Así que el jueves 22, bajando las escaleras, éramos personas casi felices. Es más, podíamos sentirnos en cualquier otro país. En uno civilizado. Podíamos estar perfectamente en un teatro de Londres o de Nueva York. Habíamos visto un concierto de primer nivel internacional en un sitio de primer nivel internacional. Íbamos sintiéndonos privilegiados, pensando que la agenda musical de Montevideo está a la altura de la de Nueva York. El martes, Johnatan Richman. El miércoles, Rubén Blades. El jueves, El Cigala. Y la cosa seguirá con Maria João, con Calamaro, con Cat Power. Parecemos una ciudad del primer mundo, pensaba, abandonando el local del Sodre y subiendo hasta 18 de Julio, medio muerto de frío al chocar con la calle.
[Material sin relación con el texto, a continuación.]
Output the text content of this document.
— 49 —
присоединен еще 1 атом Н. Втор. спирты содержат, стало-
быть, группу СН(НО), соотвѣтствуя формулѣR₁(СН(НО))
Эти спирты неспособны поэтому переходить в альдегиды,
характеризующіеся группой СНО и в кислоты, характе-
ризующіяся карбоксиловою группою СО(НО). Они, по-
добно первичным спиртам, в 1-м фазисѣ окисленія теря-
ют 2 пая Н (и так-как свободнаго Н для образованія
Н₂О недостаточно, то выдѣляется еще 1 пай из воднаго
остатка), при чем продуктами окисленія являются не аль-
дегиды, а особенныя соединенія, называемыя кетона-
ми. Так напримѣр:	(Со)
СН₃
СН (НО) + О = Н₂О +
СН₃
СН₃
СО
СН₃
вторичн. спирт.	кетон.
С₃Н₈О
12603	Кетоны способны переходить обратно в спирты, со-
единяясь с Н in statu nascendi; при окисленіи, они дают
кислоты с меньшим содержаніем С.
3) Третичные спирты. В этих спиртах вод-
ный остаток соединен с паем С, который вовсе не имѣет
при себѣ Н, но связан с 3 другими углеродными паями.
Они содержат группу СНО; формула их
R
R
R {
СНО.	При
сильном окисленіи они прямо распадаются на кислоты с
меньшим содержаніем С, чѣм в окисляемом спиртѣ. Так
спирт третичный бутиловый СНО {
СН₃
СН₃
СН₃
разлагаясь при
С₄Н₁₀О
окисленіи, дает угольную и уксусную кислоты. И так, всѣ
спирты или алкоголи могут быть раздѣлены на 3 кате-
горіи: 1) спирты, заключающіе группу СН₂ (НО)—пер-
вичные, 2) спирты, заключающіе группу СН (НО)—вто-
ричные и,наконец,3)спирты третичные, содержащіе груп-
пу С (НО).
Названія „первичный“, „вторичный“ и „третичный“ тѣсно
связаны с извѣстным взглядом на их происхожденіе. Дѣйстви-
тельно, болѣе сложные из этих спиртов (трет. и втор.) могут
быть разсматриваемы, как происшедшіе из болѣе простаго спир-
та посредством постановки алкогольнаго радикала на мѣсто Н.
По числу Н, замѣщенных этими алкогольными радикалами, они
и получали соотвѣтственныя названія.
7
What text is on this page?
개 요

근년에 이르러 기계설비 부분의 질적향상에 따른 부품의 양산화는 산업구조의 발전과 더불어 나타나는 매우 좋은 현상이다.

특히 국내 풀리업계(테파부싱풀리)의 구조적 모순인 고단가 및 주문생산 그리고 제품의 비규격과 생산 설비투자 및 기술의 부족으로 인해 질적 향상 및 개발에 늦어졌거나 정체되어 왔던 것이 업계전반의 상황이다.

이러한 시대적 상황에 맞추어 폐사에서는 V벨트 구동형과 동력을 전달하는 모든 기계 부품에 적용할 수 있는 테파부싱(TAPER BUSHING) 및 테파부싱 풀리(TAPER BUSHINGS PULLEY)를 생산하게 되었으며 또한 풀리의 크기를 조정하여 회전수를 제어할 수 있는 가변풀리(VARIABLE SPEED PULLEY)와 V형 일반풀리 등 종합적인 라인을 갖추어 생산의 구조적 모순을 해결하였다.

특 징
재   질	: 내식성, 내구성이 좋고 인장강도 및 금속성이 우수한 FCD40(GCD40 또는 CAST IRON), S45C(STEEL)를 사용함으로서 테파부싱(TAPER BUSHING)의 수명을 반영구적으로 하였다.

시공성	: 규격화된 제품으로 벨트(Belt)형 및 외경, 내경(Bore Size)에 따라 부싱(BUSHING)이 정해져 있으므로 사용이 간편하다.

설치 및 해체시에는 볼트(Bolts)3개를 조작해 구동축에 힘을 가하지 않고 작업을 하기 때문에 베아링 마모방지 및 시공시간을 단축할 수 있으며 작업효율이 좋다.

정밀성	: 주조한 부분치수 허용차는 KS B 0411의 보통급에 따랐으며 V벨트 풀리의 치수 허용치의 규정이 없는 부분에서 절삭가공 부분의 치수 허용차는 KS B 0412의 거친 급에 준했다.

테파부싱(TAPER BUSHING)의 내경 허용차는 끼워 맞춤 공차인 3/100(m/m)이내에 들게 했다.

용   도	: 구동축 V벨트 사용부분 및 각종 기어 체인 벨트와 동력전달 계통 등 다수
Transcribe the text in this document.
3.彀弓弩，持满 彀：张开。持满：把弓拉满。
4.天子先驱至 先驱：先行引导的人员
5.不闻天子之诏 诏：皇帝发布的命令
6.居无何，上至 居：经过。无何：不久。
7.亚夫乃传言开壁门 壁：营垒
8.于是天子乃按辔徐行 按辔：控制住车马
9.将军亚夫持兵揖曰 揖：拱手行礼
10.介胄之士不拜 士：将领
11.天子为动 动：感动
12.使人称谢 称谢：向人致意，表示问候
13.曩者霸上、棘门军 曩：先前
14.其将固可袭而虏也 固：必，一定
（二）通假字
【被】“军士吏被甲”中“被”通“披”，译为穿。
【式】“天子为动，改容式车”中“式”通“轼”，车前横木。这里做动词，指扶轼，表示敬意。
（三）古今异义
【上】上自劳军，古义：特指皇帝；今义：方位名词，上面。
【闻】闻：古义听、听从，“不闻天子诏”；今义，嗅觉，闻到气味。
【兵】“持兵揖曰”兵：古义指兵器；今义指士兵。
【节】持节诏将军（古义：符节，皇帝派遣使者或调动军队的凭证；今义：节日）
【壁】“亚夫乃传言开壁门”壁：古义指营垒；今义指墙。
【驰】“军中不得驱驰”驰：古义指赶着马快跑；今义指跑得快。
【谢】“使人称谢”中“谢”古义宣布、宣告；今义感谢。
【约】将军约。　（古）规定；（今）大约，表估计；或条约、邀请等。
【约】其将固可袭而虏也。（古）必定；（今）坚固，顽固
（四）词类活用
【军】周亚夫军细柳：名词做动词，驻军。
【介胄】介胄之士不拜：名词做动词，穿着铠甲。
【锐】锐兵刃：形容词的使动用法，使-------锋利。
Y el frío me hizo despertar y ver la otra realidad. La realidad de después del concierto. La del plancha que me mira para ver si lo que llevo colgado es un laptop o un morral con cosas sin valor como libros y discos y revistas. La del contenedor abierto en plena calle Mercedes, con un olor a podrido que voltea. La de los que duermen en el piso, con una botella de vino de plástico, y me saludan aunque no se acuerdan de dónde me conocen. La de los changuitos de 100 pesos de 18 de Julio. La de la parada de Il Mondo de la Pizza, con 12 tipos que nos paramos frente a la televisión para mirar de garrón el partido de Racing contra Cerro Porteño por la Libertadores. Cero a cero, claro, si es fútbol uruguayo. Racing y Cerro quedan afuera de la copa, claro, si más no se les podía pedir. Y así va pasando el tiempo. Diez minutos. Quince. Veinticinco. Espero un ómnibus que me saque de ahí, que me lleve a algún lugar más o menos familiar. Pasa una hora y media. Ya me olvidé de cómo y por qué llegué a ese sitio. Me olvidé de El Cigala, que debe estar cenando en algún restaurante portugués. Quiero estar en mi casa y el ómnibus sigue sin pasar. “Ah, un 104 a esta hora, difícil”, me dice el mozo de Il Mondo de la Pizza. “Bueno, un 60 por lo menos”, le contesto. “Mmmmm”, pone cara de que también es complicado. “Es justo la hora del recambio”. No entiendo de qué me habla, no sé qué es el recambio. Decido tomarme un taxi. Le digo la dirección. “¿Me podría indicar el camino?”. Me doy la cabeza varias veces contra la mampara. “No, no le puedo indicar. Conocer el camino es parte de su trabajo, no del mío. Lléveme donde le digo y listo”. Indignado, pienso que yo no le ando preguntando a los taxistas qué adjetivo va mejor en esta frase o de qué tema escribir cada semana. “Dicho sea de paso, la columna de la semana pasada estuvo medio chaucha, eh, medio flojita”, se da vuelta y deja de mirar el camino para increparme. “A nadie le importa si usted se está mudando o no, no? Si no tiene tema para escribir, mejor no escriba”. Resignado, quiero volver a Nueva York, donde tocó El Cigala. Allá, por lo menos, los taxistas no hablan el mismo idioma de los lugareños.